It started with one player sitting on the sidelines during the National Anthem on Aug. 14, 2016 in a preseason game.
It then quickly avalanched into roughly 200 players kneeling on Sept. 25, , according to the Associated Press.
The American flag has been a fixture in the news lately, and disrespect for the flag has especially been a heated topic.
The debate about disrespecting the flag became prominent when NFL quarterback Colin Kaepernick gained attention by sitting during the National Anthem before playing the Green Bay Packers on Aug. 26, 2016.
He began the protest on Aug. 14, 2016, in the first preseason game, but it did not get noticed until Aug. 26, 2016.
Is kneeling during the National Anthem disrespectful to the flag and America, or is it just an American practicing their right to Freedom of Speech?
According to USFlag.org, the Flag Code was not enacted until Dec. 22, 1942, when it became public law.
The code does not impose penalties for misuse of the flag as each state has its own set of laws regarding flag law penalties.
In Article 52 of the NC General Statutes, any “public acts of physical contact including, but not limited to, mutilation, defiling, defacing or trampling” of the American Flag or North Carolina flag can result in a Class 2 misdemeanor charge.
A Class 2 misdemeanor charge can lead to 60 days in jail and a $1,000 fine.
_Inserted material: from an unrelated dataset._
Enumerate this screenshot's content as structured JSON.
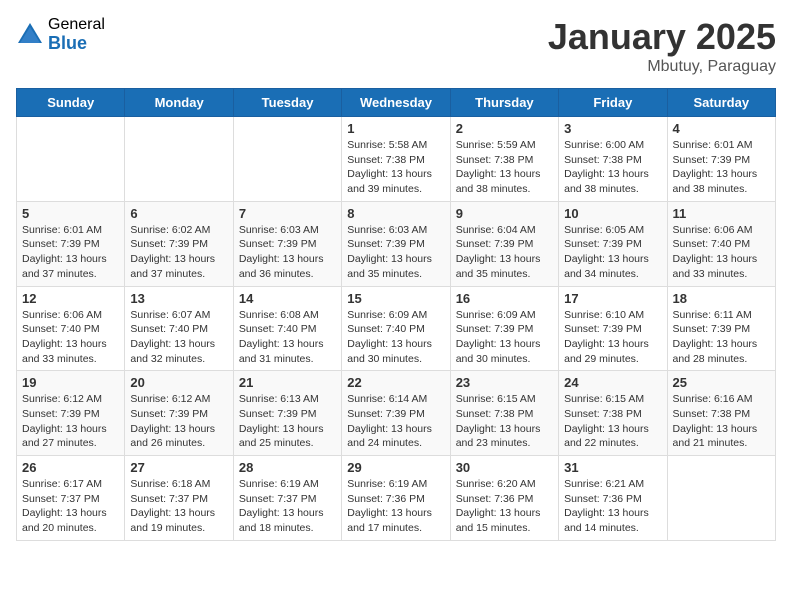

Kneeling during the National Anthem is not mentioned in the U.S. Flag Code, but under “Patriotic Customs,” Title 36 of Chapter 10, “all present except those in uniform should stand at attention facing the flag with the right hand over the heart”.
Many see kneeling during the anthem as a sign of disrespect to America and those who have died for America.
President Donald Trump tweeted, “If a player wants the privilege of making millions of dollars in the NFL, or other leagues, he or she should not be allowed to disrespect our Great American Flag (or Country) and should stand for the National Anthem. If not, YOU’RE FIRED. Find something else to do!”
However, in the flag code there are things everyday people do to disrespect the flag.
According to Vice Sports, the NFL did not have players on the field for the National Anthem until 2009, when they then received millions of dollars from the Department of Defense and National Guard for patriotic displays.
During the National Anthem, the flag is typically carried onto the field and spread horizontal to the ground being held on all sides.
In Section 8 of the Flag Code, Respect for the Flag, Article C says that the flag should “never be carried flat or horizontally, but always aloft and free.”
Before most NFL games, the flag is being disrespected by just being held out on the field.
During the Fourth of July, there are many advertisements featuring the flag in all its glory and paper plates or napkins with the American flag as the design.
Article I states, “the flag should never be used for advertising purposes in any manner whatsoever” and that the flag “should not be embroidered on such articles as cushions or handkerchiefs and the like, printed or otherwise impressed on paper napkins or boxes or anything that is designed for temporary use and discard”.
Flag cups, plates and napkins are clear examples of violations of Flag Code, but that is not talked about as much.
One of the Flag Code rules is flag apparel and clothing involving the American flag.
Section 8, Article D says that “the flag should never be used as wearing apparel, bedding, or drapery.”
All the American flag shirts, pants, bed sheets and shoes are disrespectful to the American flag.
No matter how patriotic it may seem to wear a American flag shirt, it disrespects the flag according to the Flag Code.
Kneeling during the anthem has been debated about for almost a year now, but nowhere in the Flag Code does it say kneeling during the anthem is against the Flag Code.
Before someone calls out players for kneeling during the National Anthem, think of the real ways people disrespect the flag.
Do they have American flag clothing? Have they used a plate or napkin with the American flag on it? Do they get mad when the NFL displays the flag horizontally right above the ground?